I placed my hand on Nick’s arm. “Are you sure?” I looked at him. So strong, so handsome, and for the first time since we’d met, so vulnerable.
“You can keep going,” he said. “You’re doing great. Keep going.”
I could have kept going. Thanks to Nick’s slowing down, carrying my pack, and sneaking me extra food, I finally felt strong enough to make it up the mountain. My ego wanted me to keep going, if only to post an Instagram from the summit. But I didn’t need to. And I wasn’t about to abandon my sick husband on the side of a mountain in a foreign country, scared and alone. “I feel like a chump,” Nick said, wincing from the pain and closing his eyes.

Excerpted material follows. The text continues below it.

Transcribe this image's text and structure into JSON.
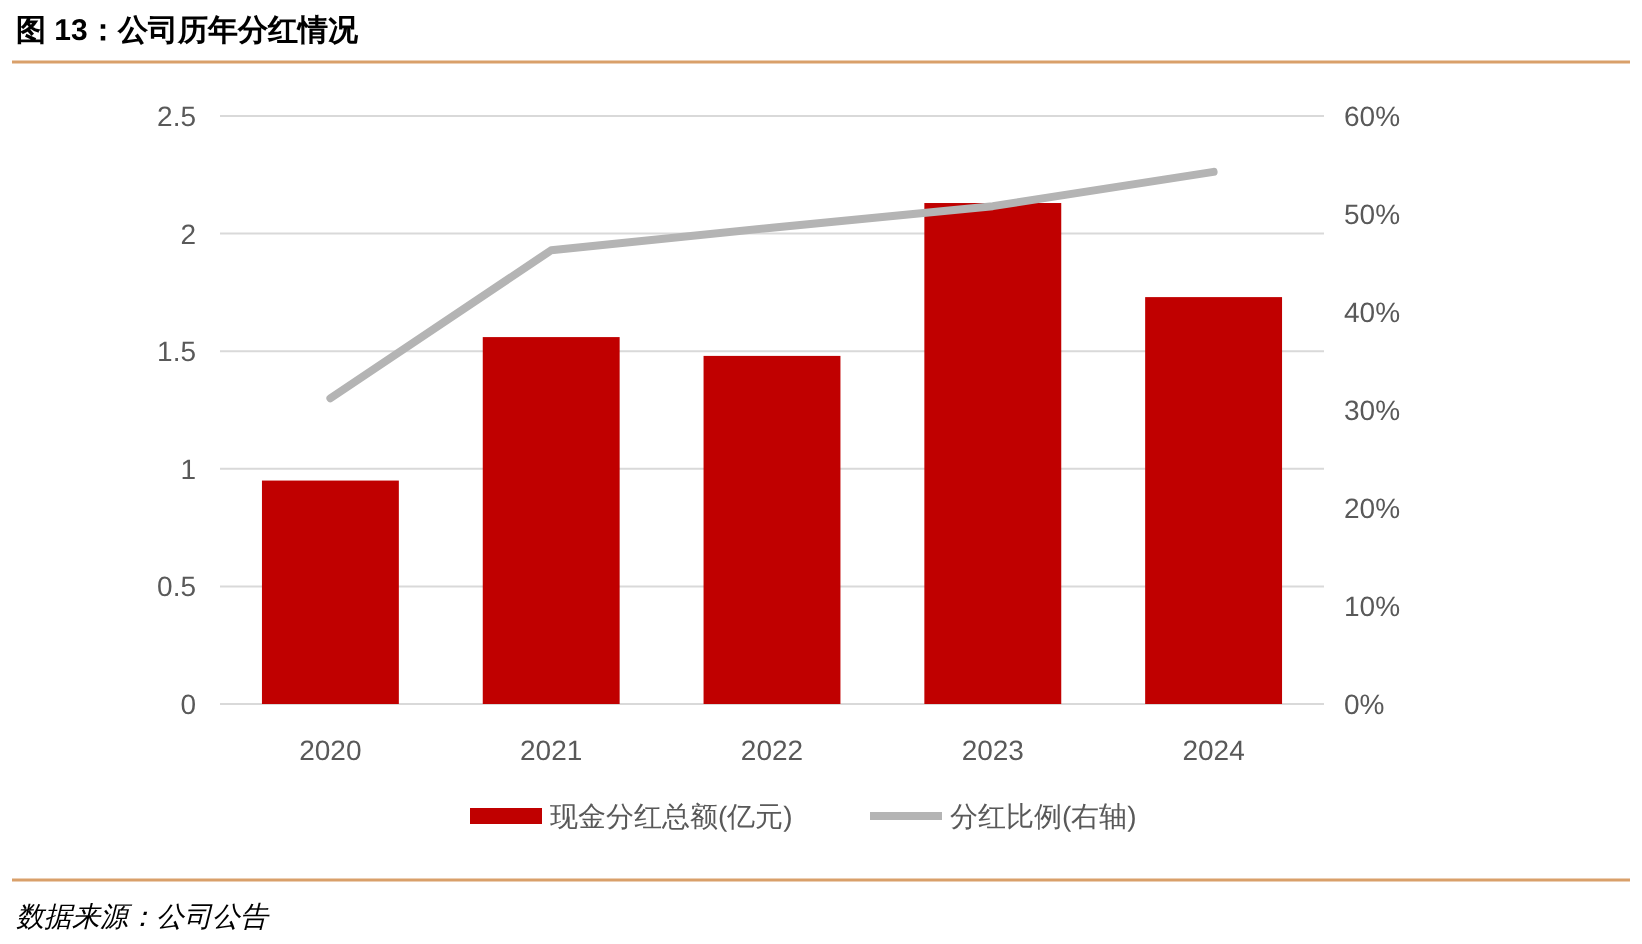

“I’ve known a lot of chumps and you’re the best one I know,” I said and stroked his back. For the first time since we’d been married I realized that part of my role as a wife was taking care of my husband the same way he took care of me. I echoed the words he’d said to me before we got married.
“I want to take care of you,” I said. I meant it. “Please let me take care of you.”
Nick nodded.
“We’ll do it again sometime,” he said.
“When we’re old and retired and comfortable enough with ourselves to wear sweaters cut off as crop tops,” I answered. Not for a second did I catch myself and think, Maybe I won’t be able to do it when we’re older. Maybe this is my last chance.
I got more out of that mountain than I ever thought I would. I was certain of something now: No matter how my disease progressed, I had faith that if we wanted to climb that mountain again, I’d be able to do it with Nick by my side. I trusted my body and I trusted my husband. Sitting at nearly fifteen thousand feet in the air, I pulled a deep breath into my belly and let it rush out in a single sigh. I felt no pain, no anxiety, and no urge to do anything but hold Nick’s hand. I didn’t want to live my life with limitations or let fear govern what I would or wouldn’t, could or couldn’t do.